The action or ‘conversion’ stage is when the consumer takes the action we want them to take such as a purchase, form fill, website visit or even an ad click (all depending on objective of the specific campaign). They have become aware of your brand, they have done research and have browsed your site, products, social media pages and now they are ready to make a purchase bringing them through the full funnel. It is important in this stage to be able to track the Cost per Lead or Cost per Acquisition, so you know if you have a positive or negative ROAS Or ROI. This is something that can vary greatly depending on the action you are looking for users to take, and it is key to establish what that is at the very beginning of the campaign.

Common Measurements

  • Cost per Acquisition
  • Sales
  • Leads
  • Cost per Lead
  • Revenue
  • Return On Ad Spend

Conclusion:

However, you determine your media KPI, it must be measurable and align with your campaign’s goals.

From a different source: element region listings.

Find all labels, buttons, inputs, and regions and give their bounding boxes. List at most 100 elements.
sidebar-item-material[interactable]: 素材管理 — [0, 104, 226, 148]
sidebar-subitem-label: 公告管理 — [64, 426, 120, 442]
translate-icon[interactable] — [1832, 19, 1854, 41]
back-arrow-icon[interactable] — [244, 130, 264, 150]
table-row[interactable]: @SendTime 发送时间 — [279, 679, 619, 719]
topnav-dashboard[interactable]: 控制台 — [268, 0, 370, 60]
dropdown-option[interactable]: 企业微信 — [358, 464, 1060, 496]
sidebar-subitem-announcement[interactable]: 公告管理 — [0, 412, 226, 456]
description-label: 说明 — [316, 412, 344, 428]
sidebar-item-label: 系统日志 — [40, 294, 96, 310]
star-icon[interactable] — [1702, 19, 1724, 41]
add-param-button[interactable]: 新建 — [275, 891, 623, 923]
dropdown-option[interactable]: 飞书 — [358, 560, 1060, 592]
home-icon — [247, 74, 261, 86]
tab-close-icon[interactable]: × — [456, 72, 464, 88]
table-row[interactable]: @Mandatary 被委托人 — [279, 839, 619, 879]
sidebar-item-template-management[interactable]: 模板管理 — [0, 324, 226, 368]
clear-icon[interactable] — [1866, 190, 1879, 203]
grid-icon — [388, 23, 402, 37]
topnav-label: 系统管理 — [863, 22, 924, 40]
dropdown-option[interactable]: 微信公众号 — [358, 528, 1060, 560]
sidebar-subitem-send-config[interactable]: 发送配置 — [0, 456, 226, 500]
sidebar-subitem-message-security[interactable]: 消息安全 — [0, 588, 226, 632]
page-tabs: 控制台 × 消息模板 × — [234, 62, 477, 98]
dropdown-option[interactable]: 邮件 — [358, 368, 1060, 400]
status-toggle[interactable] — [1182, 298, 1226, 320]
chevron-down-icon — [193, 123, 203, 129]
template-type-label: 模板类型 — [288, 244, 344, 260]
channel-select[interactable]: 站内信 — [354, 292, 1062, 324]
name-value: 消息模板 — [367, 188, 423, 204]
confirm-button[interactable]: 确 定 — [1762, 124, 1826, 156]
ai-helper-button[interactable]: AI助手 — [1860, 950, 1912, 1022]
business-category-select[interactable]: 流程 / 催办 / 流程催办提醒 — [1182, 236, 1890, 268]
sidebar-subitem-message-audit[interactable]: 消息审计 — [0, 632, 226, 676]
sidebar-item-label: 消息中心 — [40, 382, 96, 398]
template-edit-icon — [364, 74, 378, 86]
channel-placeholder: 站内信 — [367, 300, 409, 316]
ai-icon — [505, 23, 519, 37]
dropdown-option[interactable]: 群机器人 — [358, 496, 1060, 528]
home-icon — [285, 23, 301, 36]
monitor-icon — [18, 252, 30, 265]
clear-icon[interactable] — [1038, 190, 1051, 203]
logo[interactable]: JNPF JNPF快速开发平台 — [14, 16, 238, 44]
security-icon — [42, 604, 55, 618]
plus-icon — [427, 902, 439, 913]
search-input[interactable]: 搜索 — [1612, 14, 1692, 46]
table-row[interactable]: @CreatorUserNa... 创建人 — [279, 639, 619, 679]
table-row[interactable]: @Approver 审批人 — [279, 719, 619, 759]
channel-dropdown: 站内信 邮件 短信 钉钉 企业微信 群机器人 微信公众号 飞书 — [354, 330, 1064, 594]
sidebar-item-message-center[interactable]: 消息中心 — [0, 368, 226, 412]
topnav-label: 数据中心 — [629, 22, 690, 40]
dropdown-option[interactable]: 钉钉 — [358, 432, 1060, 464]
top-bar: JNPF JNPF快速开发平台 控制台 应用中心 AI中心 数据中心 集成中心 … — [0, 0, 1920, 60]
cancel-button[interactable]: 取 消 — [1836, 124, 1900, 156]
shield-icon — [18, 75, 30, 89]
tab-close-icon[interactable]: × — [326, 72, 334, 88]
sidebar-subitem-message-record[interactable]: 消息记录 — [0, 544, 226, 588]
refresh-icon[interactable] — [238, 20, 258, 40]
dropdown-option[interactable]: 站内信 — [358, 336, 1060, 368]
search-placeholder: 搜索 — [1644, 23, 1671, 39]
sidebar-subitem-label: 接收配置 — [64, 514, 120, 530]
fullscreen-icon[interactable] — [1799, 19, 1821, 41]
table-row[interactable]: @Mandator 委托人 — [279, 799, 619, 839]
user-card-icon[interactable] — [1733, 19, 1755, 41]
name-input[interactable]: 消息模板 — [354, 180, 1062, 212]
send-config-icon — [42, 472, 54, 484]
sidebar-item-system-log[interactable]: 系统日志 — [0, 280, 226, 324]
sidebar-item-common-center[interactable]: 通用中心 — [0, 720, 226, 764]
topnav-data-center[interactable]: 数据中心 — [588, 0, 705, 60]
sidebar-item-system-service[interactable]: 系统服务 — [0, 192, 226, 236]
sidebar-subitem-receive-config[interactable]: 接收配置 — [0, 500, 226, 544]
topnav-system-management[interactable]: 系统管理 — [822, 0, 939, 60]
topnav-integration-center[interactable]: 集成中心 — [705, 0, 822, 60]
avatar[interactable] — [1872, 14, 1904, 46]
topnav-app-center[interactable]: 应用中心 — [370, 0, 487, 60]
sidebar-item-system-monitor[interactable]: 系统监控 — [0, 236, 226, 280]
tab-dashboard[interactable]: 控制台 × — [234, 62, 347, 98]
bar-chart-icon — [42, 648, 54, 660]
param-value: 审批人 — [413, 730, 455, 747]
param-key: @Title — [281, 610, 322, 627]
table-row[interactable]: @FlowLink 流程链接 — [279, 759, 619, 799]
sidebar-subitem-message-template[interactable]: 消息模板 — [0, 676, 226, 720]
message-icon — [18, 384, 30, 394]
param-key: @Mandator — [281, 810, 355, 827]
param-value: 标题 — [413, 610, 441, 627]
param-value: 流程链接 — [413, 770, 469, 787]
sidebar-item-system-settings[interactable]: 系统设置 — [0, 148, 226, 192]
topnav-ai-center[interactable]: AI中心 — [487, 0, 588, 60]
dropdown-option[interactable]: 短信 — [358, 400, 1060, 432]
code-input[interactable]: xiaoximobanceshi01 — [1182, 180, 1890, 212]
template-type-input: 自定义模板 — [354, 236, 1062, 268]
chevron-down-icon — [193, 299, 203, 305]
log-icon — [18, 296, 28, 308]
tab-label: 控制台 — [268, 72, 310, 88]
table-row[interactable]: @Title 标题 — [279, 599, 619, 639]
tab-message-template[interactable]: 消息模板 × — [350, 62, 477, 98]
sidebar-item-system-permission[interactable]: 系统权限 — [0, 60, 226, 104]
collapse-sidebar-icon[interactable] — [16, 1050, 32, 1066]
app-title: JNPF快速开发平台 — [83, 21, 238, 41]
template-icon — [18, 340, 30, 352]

For example, if your client is looking to increase sales but only has a brick-and-mortar store and no eCommerce platform then the problem we need to solve is “how to get customers to their locations to make a sale.” Below is an example of the media strategy you can develop with the appropriate goals and measurable metrics to help achieve this clients’ goals above:

  • Brand Awareness – Reaching new fans on social media pages that have shown interest in products the client sells. The measurable KPi’s would be impressions, reach and followers.
  • Consideration – Target people who have engaged with your social media pages and/or who follow the pages with a “offer.” The “Offer” can only be used in store and can only be found on social media. The measurable KPI’s would be CPC, Lead (coupon download), Cost per Lead, CTR
  • Conversion – The customer goes into the brick-and-mortar store, buys something, and then uses their special offer coupon that they were targeted with, downloaded, and then made a purchase. The measurable KPI would be the printout coupon, foot-traffic measurement (shows that the individual went into the store)

Success will look different across every campaign and being able to choose a few KPI’s can help you define what success looks like. KPIs should align with the stage the customer journey is in that you’re targeting because if you don’t, you might be measuring your campaigns success against metrics that your audience isn’t in yet. So, defining your objectives first will help with finding a metric to measure. If you’re looking to increase eCommerce revenue while increasing media efficiency then maybe the goal is to measure the cost per conversion KPI.

If we didn’t align the right KPI then we wouldn’t have known of any sales since it wasn’t possible to know given that there is no online store presence. This shows that you need to make sure everything is trackable and measurable so you can benchmark if your campaign was a success or wasn’t and how you could do better.